This Python code defines a function called window_data that prepares data for use in algorithmic trading. The purpose of the code is to organize historical trading data into a format that can be used to train a machine learning model to predict future price movements. It involves creating input features X and a target variable y to be used in model training. The function takes as inputs a DataFrame df, a window size window, and column numbers which represent different types of market data such as the closing price, sentiment polarity, and trading volume. It creates rolling windows of historical data points for each of these features, along with the future value of the target variable that needs to be predicted. The function iterates over the DataFrame, collecting slices of data for each feature column within the specified window size. These slices correspond to sequential periods in the financial time series dataset. For each iteration, it appends the collected slices to their respective lists: closing prices to X_close, sentiment polarity to X_polarity, and trading volume to X_volume. Simultaneously, it also collets the target variable, which is the value to predict at the end of each window period, appending it to the list y. Finally, the function combines the lists of input features into a single two-dimensional NumPy array where each feature is a column, and it reshapes the list of target variables to create a two-dimensional NumPy array as well. Both arrays are then returned by the function for use in further analysis or model training.

# Predict Closing Prices using a 3 day window of previous closing prices
window_size = 3

# Column index 0 is the `Adj Close` column
# Column index 1 is the `ts_polarity` column
# Column index 2 is the `twitter_volume` column
feature_col_number1 = 0
feature_col_number2 = 1
feature_col_number3 = 2
target_col_number = 0
X, y = window_data(df, window_size, feature_col_number1, feature_col_number2, feature_col_number3, target_col_number)

The code utilizes a function called window_data to create datasets based on a specified window size of three days. The window_data function is applied to a dataframe df that presumably contains historical stock data. Using a moving window of three days, the function extracts features and the target variable from the dataframe. The features include the adjusted closing price Adj Close, a sentiment polarity score based on related tweets ts_polarity, and the volume of tweets mentioning the stock twitter_volume. These features are selected based on their column indexes in the dataframe. The target variable for prediction is also the adjusted closing price of the stock. The outcome of this function is to generate a set of input features X and the corresponding target y to be used for training a predictive model. This model could then be used to forecast future closing prices of the stock, informing trading decisions.

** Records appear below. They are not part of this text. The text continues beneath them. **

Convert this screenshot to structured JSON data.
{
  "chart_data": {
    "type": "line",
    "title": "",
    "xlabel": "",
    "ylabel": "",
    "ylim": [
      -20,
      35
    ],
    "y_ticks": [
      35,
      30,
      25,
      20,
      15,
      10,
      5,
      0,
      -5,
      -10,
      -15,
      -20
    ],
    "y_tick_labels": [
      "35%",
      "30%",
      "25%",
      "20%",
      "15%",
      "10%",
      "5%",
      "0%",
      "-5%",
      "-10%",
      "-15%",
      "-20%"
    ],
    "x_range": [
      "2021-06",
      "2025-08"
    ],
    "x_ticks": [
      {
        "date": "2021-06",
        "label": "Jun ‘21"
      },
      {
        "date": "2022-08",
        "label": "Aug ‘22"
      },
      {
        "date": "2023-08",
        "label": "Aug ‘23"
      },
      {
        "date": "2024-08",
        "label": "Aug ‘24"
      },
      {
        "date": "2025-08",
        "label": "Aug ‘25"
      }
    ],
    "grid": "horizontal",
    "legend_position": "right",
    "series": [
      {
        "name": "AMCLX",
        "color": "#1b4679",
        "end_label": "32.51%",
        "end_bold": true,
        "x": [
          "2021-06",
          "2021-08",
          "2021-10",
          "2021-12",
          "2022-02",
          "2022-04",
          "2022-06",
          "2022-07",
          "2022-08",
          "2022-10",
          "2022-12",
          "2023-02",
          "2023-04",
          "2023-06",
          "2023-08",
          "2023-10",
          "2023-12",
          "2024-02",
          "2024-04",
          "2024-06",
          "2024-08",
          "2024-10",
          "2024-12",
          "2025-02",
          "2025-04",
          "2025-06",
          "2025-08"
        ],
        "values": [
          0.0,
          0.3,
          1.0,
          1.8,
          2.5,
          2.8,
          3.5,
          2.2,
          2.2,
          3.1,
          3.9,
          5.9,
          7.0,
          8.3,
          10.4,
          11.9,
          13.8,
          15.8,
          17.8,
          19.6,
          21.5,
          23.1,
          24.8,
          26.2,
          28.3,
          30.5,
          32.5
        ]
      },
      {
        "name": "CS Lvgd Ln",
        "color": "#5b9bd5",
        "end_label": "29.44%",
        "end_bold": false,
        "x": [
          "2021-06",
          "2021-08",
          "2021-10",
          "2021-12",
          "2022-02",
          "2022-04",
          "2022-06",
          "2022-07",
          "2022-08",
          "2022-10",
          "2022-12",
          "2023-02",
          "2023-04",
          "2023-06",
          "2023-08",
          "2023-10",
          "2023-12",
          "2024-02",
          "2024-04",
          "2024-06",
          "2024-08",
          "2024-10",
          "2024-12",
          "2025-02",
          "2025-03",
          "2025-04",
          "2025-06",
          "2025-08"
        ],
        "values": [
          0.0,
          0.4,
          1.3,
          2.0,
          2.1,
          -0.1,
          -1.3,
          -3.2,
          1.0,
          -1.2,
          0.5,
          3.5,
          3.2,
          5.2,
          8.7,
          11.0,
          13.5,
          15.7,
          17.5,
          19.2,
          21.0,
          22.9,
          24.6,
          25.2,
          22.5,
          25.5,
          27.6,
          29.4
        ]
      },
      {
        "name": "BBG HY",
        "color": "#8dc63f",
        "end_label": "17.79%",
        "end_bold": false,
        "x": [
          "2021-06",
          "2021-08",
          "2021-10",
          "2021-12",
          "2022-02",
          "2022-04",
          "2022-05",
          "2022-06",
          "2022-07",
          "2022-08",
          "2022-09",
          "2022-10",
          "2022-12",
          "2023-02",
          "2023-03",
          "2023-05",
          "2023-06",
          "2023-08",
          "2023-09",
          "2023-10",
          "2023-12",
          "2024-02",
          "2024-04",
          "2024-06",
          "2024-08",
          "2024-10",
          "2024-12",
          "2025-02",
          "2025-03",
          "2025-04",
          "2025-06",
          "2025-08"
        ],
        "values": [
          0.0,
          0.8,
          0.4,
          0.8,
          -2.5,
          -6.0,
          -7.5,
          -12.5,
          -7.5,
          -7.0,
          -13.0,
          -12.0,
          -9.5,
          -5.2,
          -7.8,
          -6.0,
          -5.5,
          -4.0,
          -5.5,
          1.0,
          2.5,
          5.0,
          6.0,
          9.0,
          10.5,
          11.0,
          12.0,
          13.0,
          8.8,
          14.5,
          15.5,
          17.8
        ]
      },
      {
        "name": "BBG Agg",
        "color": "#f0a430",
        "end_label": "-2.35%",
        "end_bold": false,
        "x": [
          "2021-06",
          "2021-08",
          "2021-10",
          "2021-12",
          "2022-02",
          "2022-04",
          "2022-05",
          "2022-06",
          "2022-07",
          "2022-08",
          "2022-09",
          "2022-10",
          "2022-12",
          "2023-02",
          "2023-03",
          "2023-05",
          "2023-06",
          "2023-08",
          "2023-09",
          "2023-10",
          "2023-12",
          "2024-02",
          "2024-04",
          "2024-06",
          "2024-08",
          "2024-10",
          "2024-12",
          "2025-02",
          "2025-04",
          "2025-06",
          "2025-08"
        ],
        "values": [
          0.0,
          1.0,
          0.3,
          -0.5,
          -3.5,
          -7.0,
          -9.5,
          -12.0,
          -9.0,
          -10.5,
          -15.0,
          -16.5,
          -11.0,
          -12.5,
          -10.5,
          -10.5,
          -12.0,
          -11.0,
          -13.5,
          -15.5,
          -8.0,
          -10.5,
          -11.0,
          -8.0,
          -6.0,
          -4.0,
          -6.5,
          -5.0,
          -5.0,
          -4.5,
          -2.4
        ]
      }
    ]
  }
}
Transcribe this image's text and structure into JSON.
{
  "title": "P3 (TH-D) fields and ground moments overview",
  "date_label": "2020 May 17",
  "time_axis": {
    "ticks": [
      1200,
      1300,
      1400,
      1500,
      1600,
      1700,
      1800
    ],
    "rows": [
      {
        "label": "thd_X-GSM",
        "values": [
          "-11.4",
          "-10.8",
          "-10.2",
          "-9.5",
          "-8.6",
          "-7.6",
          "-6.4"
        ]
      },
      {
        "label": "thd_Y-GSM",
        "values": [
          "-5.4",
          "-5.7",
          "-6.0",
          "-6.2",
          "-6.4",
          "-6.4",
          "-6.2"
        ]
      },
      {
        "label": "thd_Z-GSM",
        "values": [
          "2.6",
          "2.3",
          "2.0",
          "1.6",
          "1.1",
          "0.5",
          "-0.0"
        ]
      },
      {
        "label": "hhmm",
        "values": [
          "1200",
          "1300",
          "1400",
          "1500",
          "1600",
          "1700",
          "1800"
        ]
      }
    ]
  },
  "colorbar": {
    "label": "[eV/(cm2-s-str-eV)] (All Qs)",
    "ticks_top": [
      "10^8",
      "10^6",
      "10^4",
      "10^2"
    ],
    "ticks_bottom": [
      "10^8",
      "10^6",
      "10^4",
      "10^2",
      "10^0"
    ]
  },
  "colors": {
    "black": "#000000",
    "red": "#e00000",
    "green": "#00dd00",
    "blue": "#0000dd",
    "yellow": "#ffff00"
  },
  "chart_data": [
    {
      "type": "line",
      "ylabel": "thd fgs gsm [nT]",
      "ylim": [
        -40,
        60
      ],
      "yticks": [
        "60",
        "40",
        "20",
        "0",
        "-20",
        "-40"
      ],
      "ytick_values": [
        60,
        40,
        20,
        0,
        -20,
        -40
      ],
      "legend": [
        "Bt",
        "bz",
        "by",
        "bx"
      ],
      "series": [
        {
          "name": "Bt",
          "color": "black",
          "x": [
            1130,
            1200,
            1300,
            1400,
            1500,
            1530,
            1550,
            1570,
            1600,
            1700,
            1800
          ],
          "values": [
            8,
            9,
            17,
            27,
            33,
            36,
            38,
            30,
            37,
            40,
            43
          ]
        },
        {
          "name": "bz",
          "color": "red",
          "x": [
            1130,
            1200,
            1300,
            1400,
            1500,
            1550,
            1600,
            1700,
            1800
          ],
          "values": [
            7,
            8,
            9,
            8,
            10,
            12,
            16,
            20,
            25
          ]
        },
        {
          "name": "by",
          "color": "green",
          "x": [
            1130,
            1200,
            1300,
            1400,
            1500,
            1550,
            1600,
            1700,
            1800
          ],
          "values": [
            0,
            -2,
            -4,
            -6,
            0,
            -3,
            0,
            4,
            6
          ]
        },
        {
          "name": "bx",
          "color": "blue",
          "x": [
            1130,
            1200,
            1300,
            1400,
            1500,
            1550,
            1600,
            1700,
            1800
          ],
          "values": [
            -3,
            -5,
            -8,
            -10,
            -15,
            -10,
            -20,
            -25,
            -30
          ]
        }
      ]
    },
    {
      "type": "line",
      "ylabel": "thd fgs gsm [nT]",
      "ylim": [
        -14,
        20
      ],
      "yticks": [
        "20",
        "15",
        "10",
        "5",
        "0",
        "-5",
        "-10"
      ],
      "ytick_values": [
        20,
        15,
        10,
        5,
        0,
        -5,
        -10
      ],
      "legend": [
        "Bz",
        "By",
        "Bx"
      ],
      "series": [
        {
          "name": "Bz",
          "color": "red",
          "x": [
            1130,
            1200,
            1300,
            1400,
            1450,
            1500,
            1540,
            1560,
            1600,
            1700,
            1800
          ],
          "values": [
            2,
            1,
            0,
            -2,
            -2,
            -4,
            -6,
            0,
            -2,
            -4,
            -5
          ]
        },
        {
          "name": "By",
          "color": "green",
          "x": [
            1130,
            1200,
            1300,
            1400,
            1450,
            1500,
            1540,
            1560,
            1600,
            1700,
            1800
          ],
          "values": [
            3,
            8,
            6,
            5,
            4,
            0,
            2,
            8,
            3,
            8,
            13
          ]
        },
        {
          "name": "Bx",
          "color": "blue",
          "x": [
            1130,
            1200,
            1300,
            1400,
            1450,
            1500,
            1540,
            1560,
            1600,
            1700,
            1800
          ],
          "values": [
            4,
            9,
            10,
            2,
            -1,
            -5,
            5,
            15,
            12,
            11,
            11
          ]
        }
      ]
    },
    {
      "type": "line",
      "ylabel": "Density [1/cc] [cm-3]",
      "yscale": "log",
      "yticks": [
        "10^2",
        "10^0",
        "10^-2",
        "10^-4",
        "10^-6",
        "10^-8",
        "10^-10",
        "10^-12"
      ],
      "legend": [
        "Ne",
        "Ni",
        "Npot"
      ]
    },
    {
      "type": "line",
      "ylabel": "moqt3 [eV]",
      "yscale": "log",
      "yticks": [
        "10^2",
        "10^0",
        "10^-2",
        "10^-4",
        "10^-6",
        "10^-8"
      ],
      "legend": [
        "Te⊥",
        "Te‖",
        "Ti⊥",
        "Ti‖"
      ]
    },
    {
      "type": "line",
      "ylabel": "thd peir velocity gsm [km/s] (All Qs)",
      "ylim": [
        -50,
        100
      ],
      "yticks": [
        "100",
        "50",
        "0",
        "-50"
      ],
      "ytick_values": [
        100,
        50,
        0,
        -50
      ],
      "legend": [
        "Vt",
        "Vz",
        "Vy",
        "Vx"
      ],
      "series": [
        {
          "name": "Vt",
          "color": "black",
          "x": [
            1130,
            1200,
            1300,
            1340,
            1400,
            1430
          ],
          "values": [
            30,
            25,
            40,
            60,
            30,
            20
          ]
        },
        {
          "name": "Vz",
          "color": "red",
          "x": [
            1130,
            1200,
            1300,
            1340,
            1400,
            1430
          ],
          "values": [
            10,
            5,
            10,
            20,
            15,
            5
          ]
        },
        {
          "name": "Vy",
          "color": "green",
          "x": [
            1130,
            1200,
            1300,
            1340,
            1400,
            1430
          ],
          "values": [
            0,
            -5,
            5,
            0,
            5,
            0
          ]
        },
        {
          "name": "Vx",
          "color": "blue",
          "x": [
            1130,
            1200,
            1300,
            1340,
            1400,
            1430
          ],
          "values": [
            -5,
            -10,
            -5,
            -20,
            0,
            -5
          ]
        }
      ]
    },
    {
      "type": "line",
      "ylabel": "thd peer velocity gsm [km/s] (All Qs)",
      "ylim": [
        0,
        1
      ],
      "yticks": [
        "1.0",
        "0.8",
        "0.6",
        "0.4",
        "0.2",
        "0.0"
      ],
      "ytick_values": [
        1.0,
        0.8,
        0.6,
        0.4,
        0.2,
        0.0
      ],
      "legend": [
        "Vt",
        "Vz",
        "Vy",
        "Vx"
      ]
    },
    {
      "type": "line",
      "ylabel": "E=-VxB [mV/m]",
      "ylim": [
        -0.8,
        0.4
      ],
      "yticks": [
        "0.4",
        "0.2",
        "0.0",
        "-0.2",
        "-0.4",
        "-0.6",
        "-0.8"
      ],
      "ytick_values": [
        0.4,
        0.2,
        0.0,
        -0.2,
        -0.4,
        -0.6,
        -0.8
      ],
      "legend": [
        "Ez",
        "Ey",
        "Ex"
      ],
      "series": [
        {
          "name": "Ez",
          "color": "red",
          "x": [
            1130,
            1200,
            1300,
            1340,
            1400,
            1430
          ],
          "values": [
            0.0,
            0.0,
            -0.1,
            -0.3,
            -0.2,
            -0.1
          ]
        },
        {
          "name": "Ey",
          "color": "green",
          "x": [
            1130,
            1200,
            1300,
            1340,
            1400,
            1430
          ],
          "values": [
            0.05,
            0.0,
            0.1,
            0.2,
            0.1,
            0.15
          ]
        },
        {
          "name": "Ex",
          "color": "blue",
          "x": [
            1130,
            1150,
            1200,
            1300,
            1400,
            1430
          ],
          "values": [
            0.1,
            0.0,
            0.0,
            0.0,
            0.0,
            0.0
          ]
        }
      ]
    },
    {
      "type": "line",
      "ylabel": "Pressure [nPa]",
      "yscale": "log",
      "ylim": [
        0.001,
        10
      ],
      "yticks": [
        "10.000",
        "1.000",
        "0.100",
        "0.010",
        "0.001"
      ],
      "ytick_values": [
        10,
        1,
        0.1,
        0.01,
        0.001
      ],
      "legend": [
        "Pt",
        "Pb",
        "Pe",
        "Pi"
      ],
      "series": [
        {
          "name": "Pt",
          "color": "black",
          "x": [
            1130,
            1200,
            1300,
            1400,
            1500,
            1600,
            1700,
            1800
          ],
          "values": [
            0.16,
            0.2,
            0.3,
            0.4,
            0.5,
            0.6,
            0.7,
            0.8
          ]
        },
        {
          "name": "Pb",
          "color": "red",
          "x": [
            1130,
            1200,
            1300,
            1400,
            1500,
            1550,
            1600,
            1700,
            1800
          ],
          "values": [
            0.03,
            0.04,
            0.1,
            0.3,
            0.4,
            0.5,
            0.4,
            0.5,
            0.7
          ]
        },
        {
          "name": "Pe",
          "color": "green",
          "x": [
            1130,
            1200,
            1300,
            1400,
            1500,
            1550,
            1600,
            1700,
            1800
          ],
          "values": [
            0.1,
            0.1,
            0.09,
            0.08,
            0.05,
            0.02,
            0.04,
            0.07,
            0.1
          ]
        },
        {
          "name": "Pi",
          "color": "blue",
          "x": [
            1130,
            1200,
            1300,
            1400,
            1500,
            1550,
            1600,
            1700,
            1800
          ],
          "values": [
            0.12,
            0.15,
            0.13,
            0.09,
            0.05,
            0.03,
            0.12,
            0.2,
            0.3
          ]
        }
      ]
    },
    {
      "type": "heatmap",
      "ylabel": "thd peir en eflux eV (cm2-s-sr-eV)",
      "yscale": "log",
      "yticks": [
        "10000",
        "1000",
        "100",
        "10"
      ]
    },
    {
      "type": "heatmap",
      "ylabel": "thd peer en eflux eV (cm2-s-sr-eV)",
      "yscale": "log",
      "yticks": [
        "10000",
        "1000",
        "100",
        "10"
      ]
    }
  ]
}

# Use 70% of the data for training and the remaineder for testing
X_split = int(0.7 * len(X))
y_split = int(0.7 * len(y))

X_train = X[: X_split]
X_test = X[X_split:]
y_train = y[: y_split]
y_test = y[y_split:]

The data appears to be divided into features X and target values y. The code first determines the split point for both the features and target datasets, aiming to use 70% of the data for training. It calculates an index that corresponds to 70% of the length of X and y, respectively. Using these indices, it splits X and y into two parts each: one part for training 70% of the data and one part for testing the remaining 30% of the data. After executing this code, you would have four subsets: X_train and y_train which are used to train the algorithm, and X_test and y_test which are used to test or validate the performance of the trading model. The training set helps the model learn the patterns, while the testing set is necessary to evaluate how well the model performs on data it hasnt seen before. This practice aims to prevent overfitting and ensures the models robustness and generalization ability.

Scaling Data With MinMaxScaler

# Use the MinMaxScaler to scale data between 0 and 1.
x_train_scaler = MinMaxScaler()
x_test_scaler = MinMaxScaler()
y_train_scaler = MinMaxScaler()
y_test_scaler = MinMaxScaler()

# Fit the scaler for the Training Data
x_train_scaler.fit(X_train)
y_train_scaler.fit(y_train)

# Scale the training data
X_train = x_train_scaler.transform(X_train)
y_train = y_train_scaler.transform(y_train)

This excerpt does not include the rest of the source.